Is there a page where you can paste a string with unknown-to-you Unicode characters and it explains them all?
Stuff like invisible typographical spaces, zero width stuff, emoji joiners, RTL, emoji variant selectors, math symbols used as “fonts,” control characters, etc.? Not just listing stuff, but also explaining them in friendly terms, and maybe adding a little history?
(Because I want to build one if that doesn’t exist. I can see it being useful for debugging, but also education.)
@mwichary
You will love https://decodeunicode.org/
@typographische Oh, it seems broken now but that feels like a promising name!
@typographische Oh, it works now. Yeah. I think I want something string oriented and not as… nerdy.

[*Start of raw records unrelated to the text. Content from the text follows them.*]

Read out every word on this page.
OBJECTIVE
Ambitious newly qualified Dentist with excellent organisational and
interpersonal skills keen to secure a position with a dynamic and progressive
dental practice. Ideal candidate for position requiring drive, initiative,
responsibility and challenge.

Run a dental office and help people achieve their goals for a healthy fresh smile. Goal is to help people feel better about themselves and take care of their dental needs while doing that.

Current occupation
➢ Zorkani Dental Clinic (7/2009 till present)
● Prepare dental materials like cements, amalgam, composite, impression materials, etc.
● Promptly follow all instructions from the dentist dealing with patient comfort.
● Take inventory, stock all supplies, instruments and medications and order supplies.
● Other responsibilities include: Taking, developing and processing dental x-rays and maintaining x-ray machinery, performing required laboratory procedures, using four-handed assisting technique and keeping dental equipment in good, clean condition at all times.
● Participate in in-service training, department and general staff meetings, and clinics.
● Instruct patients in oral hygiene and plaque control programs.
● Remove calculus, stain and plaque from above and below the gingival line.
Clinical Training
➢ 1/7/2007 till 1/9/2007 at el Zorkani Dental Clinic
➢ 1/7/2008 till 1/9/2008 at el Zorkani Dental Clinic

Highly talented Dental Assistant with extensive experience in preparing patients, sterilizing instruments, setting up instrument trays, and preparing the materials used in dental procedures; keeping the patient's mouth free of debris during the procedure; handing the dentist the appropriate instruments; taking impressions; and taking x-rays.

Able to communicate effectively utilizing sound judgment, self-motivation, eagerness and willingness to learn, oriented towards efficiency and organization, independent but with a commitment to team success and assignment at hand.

@mwichary @typographische Mine is even nerdier - it turns a Unicode string into the JavaScript/C/HTML code to produce it. http://acme.com/unicode/decode.html
@mwichary @jef @typographische this is a tool that does this last job for Cyrillic and is being used a lot: https://2cyr.com/
I suspect one needs some knowledge of the intention (in this case a clear indication that it's Cyrillic) to be able to do such a job meaningfully.
Otherwise, what would a "right encoding" mean?
@mapto @jef @typographische Thanks for sharing this! I will check it out.
@mapto @jef @typographische That’s where a string would help – it can establish a lot more context than one character. Either way, feels like the right heuristic good get you far!